Einstein realized a 4D field (length:width:depth:time) produces a field which, when distorted by mass, describes gravity.
Later, the Kaluza-Klein theory came abou by extending General Relativity to 5 dimensions…describing Gravity AND electromagnetizm.
Question is…what is found when you use the rules and formulation of GR/KK and restrict the field to only 3 or even 2 dimensions?
I assume that by 3 or 2 dimensions, you mean 2+1 or 1+1, with one timelike dimension and the rest spatial, as that’s important in order to get anything interesting out of GR.

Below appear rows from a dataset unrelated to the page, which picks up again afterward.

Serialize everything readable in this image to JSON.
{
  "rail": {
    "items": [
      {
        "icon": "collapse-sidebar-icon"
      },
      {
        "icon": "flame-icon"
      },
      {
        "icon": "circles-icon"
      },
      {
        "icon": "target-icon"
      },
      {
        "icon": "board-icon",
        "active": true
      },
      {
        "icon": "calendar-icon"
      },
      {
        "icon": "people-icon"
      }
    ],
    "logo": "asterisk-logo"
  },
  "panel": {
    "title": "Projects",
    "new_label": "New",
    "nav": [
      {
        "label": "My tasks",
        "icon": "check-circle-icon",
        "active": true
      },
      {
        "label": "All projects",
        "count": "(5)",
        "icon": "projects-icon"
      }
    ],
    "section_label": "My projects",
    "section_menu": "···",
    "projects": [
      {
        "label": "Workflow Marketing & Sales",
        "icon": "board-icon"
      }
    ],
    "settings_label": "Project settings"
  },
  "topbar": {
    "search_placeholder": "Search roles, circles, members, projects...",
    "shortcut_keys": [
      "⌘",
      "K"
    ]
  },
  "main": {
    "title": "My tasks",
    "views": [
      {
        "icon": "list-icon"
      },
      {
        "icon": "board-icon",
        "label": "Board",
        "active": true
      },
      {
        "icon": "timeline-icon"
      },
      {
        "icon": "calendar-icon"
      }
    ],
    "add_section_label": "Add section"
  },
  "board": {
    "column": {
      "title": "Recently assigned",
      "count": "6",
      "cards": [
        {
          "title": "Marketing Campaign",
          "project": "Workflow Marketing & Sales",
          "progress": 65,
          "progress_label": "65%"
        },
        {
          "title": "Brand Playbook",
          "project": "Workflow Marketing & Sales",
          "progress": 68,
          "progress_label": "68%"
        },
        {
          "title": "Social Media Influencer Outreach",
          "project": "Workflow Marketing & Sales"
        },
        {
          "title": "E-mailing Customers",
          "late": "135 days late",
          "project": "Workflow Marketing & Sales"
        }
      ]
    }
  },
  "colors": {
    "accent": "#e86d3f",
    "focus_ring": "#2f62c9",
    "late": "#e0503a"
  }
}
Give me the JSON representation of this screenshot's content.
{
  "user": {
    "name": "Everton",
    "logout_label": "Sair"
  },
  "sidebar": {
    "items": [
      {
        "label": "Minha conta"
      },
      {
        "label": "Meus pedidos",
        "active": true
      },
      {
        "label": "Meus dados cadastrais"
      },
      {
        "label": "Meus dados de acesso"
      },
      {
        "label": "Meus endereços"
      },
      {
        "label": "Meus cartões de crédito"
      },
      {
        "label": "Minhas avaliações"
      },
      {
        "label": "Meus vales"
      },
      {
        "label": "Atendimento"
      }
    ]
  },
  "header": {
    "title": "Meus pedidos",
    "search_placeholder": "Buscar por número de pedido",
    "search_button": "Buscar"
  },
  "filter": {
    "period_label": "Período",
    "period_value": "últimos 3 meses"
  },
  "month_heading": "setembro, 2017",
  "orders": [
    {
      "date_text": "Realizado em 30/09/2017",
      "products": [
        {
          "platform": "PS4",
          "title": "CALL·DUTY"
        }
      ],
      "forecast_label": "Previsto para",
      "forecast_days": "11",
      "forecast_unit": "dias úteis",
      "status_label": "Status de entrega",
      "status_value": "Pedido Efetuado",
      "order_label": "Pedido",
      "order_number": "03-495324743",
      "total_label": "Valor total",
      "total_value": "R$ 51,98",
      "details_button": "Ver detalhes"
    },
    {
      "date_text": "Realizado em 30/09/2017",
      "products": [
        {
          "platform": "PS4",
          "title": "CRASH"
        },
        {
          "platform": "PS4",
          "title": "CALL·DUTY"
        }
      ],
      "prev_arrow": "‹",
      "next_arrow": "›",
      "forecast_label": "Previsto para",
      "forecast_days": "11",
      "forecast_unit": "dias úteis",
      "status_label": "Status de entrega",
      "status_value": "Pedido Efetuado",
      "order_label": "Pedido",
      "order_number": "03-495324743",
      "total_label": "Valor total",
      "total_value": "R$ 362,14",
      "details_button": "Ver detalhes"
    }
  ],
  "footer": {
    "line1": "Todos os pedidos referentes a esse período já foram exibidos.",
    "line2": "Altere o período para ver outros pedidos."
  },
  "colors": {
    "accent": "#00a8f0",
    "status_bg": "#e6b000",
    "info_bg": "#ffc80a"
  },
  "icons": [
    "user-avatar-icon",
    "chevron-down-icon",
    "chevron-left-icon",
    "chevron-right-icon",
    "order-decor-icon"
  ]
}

The short answer is that in either case, you get something which could be generously described as “gravity”, but that the “gravity” you get is extremely boring. In 2+1 dimensional gravity, you get curvature only where the masses are, and flat space everywhere you have vacuum. There is no distance dependence of gravity and nothing that behaves like a force, and no closed orbits. The geometry outside of a mass is conical, meaning that two trajectories which start off parallel will meet shortly after passing on opposite sides of a mass, but neither will show any evidence of curvature. In 1+1 dimensional gravity, I don’t think you get any effects at all unless you also posit that mass isn’t conserved.
Oh, and I should also mention that, while 4+1 Kaluza-Klein is a neat trick, it’s not consistent with QED, and is thus not taken seriously as a realistic theory of electromagnetism nowadays. On the other hand, you can consider the String Model as a generalization of the same idea, and nobody has yet managed to disprove that one.